Most of the commentators allude to a series of "cascading crises," that will precipitate violent alterations to our present way of life. In the "New Age" interpretation, these crises will also offer opportunities for a major transformation of human consciousness. Put in another way, how we deal with these crises will determine the future fate of humanity.

(There was, by the way, another curious conjunction with how the last episode of the TV series, "The Sopranos" ended its long run: with an ambiguous and unsettling abrupt blackout in the middle of a scene. The story never finished, and viewers, much to their chagrin, were left to speculate on the fate of Tony Soprano, not knowing whether he was now dead, or still alive.)

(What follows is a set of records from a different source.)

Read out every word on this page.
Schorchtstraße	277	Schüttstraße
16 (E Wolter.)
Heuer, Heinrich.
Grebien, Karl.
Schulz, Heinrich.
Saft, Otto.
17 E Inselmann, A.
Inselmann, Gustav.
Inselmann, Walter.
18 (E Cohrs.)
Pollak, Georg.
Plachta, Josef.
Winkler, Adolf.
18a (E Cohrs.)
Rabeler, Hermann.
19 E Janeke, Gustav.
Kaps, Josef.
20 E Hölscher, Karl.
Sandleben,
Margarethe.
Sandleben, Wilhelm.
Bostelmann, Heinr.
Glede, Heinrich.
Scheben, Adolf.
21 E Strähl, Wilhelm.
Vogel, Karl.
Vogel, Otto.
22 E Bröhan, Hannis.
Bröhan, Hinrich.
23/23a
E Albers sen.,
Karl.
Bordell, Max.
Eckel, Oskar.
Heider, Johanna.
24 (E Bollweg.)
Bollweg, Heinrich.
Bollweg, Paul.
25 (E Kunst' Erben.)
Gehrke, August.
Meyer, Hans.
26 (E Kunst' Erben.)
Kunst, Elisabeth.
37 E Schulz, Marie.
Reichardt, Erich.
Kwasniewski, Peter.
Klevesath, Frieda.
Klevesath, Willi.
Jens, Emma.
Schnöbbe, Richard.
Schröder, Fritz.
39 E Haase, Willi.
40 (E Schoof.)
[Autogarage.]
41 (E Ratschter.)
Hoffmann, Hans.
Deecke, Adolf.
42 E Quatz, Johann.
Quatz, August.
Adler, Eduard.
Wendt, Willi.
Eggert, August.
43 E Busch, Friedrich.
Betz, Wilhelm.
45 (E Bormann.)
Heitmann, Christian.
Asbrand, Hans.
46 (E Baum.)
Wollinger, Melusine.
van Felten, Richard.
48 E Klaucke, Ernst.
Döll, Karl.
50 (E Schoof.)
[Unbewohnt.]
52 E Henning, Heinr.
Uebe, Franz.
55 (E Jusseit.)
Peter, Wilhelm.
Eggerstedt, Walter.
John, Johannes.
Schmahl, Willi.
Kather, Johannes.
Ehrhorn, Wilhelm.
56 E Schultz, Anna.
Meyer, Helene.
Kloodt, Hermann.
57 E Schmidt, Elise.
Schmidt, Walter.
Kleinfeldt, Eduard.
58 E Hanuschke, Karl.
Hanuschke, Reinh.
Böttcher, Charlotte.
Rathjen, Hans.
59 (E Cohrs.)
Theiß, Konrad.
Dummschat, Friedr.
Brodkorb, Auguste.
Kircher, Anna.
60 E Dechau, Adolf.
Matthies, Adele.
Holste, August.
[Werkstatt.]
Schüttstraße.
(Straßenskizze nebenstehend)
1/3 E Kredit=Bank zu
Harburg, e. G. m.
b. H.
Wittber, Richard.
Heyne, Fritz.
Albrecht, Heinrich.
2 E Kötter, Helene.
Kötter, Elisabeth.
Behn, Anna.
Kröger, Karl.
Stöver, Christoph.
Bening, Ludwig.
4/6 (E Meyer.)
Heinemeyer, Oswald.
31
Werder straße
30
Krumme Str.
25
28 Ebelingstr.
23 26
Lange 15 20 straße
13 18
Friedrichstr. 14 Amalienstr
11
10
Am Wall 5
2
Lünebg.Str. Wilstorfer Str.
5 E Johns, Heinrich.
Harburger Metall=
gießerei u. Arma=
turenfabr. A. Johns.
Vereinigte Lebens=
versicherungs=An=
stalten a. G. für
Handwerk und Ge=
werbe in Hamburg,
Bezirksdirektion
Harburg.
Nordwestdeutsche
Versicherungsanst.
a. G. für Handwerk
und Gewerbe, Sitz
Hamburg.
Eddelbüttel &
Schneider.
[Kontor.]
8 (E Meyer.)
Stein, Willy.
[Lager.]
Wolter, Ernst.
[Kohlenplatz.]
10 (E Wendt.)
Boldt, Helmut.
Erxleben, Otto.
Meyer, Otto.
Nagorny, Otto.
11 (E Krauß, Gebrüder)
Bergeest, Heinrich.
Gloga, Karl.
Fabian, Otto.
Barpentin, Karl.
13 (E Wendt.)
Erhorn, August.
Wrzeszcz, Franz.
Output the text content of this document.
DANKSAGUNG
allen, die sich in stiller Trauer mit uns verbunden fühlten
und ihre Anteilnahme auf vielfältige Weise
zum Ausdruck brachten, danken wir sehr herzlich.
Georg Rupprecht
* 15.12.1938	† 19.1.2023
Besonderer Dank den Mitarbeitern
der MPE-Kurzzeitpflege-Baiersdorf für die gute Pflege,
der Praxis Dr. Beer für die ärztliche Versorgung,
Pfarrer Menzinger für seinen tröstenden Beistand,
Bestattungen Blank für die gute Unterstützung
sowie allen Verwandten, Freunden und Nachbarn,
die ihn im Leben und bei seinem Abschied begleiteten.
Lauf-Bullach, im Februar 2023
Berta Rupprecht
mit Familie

Personally I am finding it hard to subscribe anymore to theories of the great transformation of human consciousness that lies on the far side of a now darkening vision of the world. Bitter wisdom suggests that the human race has had a pretty good run and may not survive for much longer. It's hard not to think it may be dangerously close to doing itself in.

Once an era of extreme times and violent cataclysm have played themselves out, the vision that seems most likely to me is closer to that portrayed by Cormac McCarthy in his extraordinary post-apocalyptic novel, "The Road." A father and son, among the few survivors on earth after an unnamed catastrophe, are walking south in a disfigured landscape of dead ash:

"Everything damp. Rotting. In a drawer [of an abandoned house] he found a candle. No way to light it. He put it in his pocket. He walked out in the gray light and stood and he saw for a brief moment the absolute truth of the world. The cold relentless circling of the intestate earth. Darkness implacable. The blind dogs of the sun in their running. The crushing black vacuum of the universe...Borrowed time and borrowed world and borrowed eyes with which to sorrow it."

"They were starving right enough. The country was looted, ransacked, ravaged. Rifled of every crumb. The nights were blinding cold and casket black and the long reach of the morning had a terrible silence to it...There were times when he sat watching the boy [his son] sleep that he would begin to sob uncontrollably but it wasn't about death. He wasn't sure what it was about but he thought it was about beauty or about goodness. Things that he'd no longer any way to think about at all. They squatted in a bleak wood and drank ditchwater strained through a rag..."

To be continued.

2 comments:

EZ PZ said...

For someone who was afraid that they would run out of things to write about you sure are prolific. As to the tenor of your writing I have but one observation. For all the dark foreboding that can wash over us in the 24/7 quest of today’s hyper-media to grab our ever decreasing attention span there is much beauty, joy and love. It may be as fleeting as a song sung by the boys from Boone in a parking lot of a culturally misplaced restaurant in the mountains of Virginia but it is pure and beautiful and should be cherished and given as much weight as gloom and doom visions of a civilization intent upon consuming itself. At least in my humble opinion. Don’t forget to look for the joy, life is too short.

Anonymous said...

2012 lines up pretty well with what Edgar Cayce predicted about Earth Changes.

I got "The Road" out of the library at your recommendation but I think I'll save it for when I get home from my beach vacation. It doesn't seem like a beach book.